There were a few 'enclosed' sections, somewhat similar to a Superliner 'roomette'. I rode a Superliner roomette from Spokane to Seattle in 1980.

The often maligned Troop Sleepers allowed single occupancy of berths.

As stated earlier, the Federal regulations on standard travel allowances extended the need for sections; the allowance actually was quite generous to allow for a lower berth for each government employee when it was established. Of course, this was for a trip that needed an overnight transit, if not it was a coach [not a reclining seat probably]. Quite a difference to government employees' travelling expenses in recent times.
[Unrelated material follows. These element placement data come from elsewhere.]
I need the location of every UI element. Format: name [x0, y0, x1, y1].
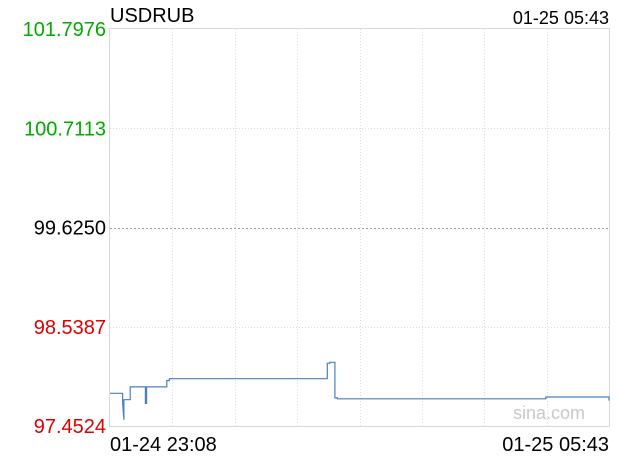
grid [110, 29, 609, 426]
y-tick-label: 101.7976 [23, 19, 106, 41]
y-tick-label: 97.4524 [34, 416, 106, 438]
x-tick-label-start: 01-24 23:08 [110, 434, 217, 456]
series-line-group [110, 361, 610, 420]
chart-title: USDRUB [110, 5, 194, 27]
watermark: sina.com [513, 403, 585, 423]
plot-frame [109, 28, 610, 427]
y-tick-label: 99.6250 [34, 218, 106, 240]
y-tick-label: 98.5387 [34, 317, 106, 339]
series-line [110, 361, 610, 420]
x-tick-label-end: 01-25 05:43 [502, 434, 609, 456]
chart-timestamp: 01-25 05:43 [513, 8, 609, 28]
y-tick-label: 100.7113 [24, 118, 106, 140]
y-axis-ticks: 101.7976 100.7113 99.6250 98.5387 97.4524 [23, 19, 106, 438]
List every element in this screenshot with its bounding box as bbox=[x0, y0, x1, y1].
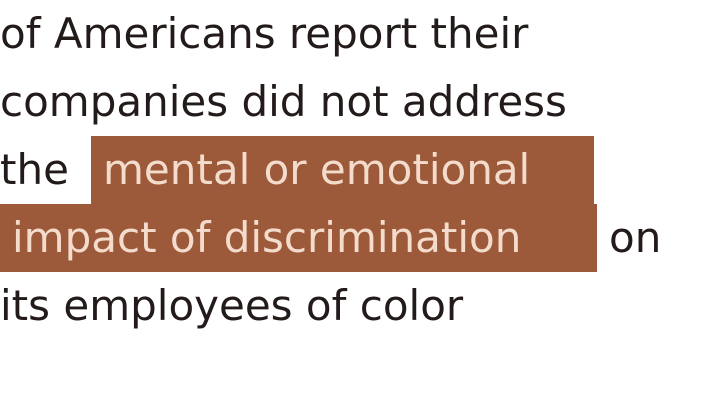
highlight-segment-2: impact of discrimination bbox=[0, 204, 597, 272]
statement-line-5: its employees of color bbox=[0, 281, 464, 330]
statement-line-4-plain: on bbox=[609, 213, 662, 262]
highlight-segment-1: mental or emotional bbox=[91, 136, 594, 204]
statement-line-1: of Americans report their bbox=[0, 9, 529, 58]
statement-line-2: companies did not address bbox=[0, 77, 567, 126]
statement-line-3-plain: the bbox=[0, 145, 69, 194]
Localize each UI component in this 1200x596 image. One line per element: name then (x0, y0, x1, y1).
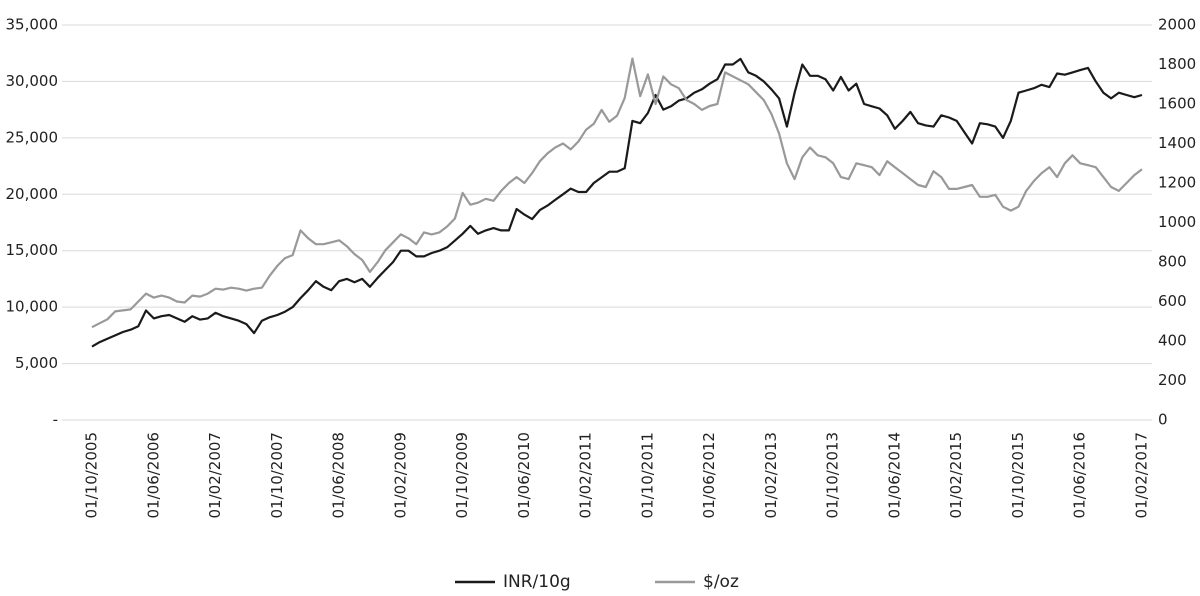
y2-tick-label: 2000 (1158, 16, 1196, 34)
y-tick-label: 35,000 (6, 16, 59, 34)
x-tick-label: 01/06/2006 (144, 432, 162, 518)
series-line (91, 57, 1143, 329)
y-tick-label: 20,000 (6, 185, 59, 203)
y-tick-label: 25,000 (6, 128, 59, 146)
x-tick-label: 01/10/2015 (1009, 432, 1027, 518)
y2-tick-label: 400 (1158, 332, 1187, 350)
x-tick-label: 01/06/2008 (330, 432, 348, 518)
y2-tick-label: 1600 (1158, 95, 1196, 113)
x-tick-label: 01/02/2009 (391, 432, 409, 518)
y-tick-label: 15,000 (6, 241, 59, 259)
x-tick-label: 01/06/2016 (1071, 432, 1089, 518)
y-tick-label: 5,000 (15, 354, 58, 372)
y2-tick-label: 1200 (1158, 174, 1196, 192)
x-tick-label: 01/10/2011 (638, 432, 656, 518)
x-tick-label: 01/10/2009 (453, 432, 471, 518)
x-tick-label: 01/10/2005 (83, 432, 101, 518)
x-tick-label: 01/02/2015 (947, 432, 965, 518)
y-tick-label: - (53, 411, 58, 429)
x-tick-label: 01/06/2010 (515, 432, 533, 518)
series-line (91, 57, 1143, 348)
x-tick-label: 01/06/2012 (700, 432, 718, 518)
y2-tick-label: 0 (1158, 411, 1168, 429)
legend-label: INR/10g (503, 572, 571, 592)
x-tick-label: 01/06/2014 (885, 432, 903, 518)
x-tick-label: 01/02/2017 (1133, 432, 1151, 518)
y2-tick-label: 1800 (1158, 55, 1196, 73)
x-tick-label: 01/10/2007 (268, 432, 286, 518)
x-tick-label: 01/02/2011 (577, 432, 595, 518)
y2-tick-label: 1000 (1158, 213, 1196, 231)
y2-tick-label: 600 (1158, 292, 1187, 310)
y2-tick-label: 200 (1158, 371, 1187, 389)
x-tick-label: 01/10/2013 (824, 432, 842, 518)
y-tick-label: 10,000 (6, 298, 59, 316)
x-tick-label: 01/02/2013 (762, 432, 780, 518)
legend-label: $/oz (703, 572, 739, 592)
x-tick-label: 01/02/2007 (206, 432, 224, 518)
y-tick-label: 30,000 (6, 72, 59, 90)
y2-tick-label: 800 (1158, 253, 1187, 271)
y2-tick-label: 1400 (1158, 134, 1196, 152)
IIRC, a story went around 60 years ago that the B&O still had some cars with sections and were not going to replace them, so they told the government that they should be reasonable and update their allowances to allow for roomettes. Perhaps, some of the lower echelons got Sleepercoaches.

As stated, VIA still has sections, Chateau and Manor class sleepers, they had four sections, now three with one converted into a shower.

When I took the train across Canada 40 years ago, I should have tried a section, but it wasn't marketed to the travel agent I worked with. I did notice that the sections in each of the cars that were in consist were occupied. Of note, there was a single coach with straight backs for 'shorts', other coaches had reclining seats.
  by John_Perkowski
 
There are only so many ways to divvy up 19 square feet. The standard open section, IMO, was the best of them.

I’ve slept in them in 1963 and again in 1967. UP Pullman’s. They were comfortable.

I’ve slept in a standard roomette. Ditto.

I’ve slept in the pieces of trash Amtrak calls a roomette, lower and upper. Narrow berths, thin mattresses, thin blankets. To be frank, they suck.

Give me a 10-6 Pullman or a heavyweight 12-1 any day of the week.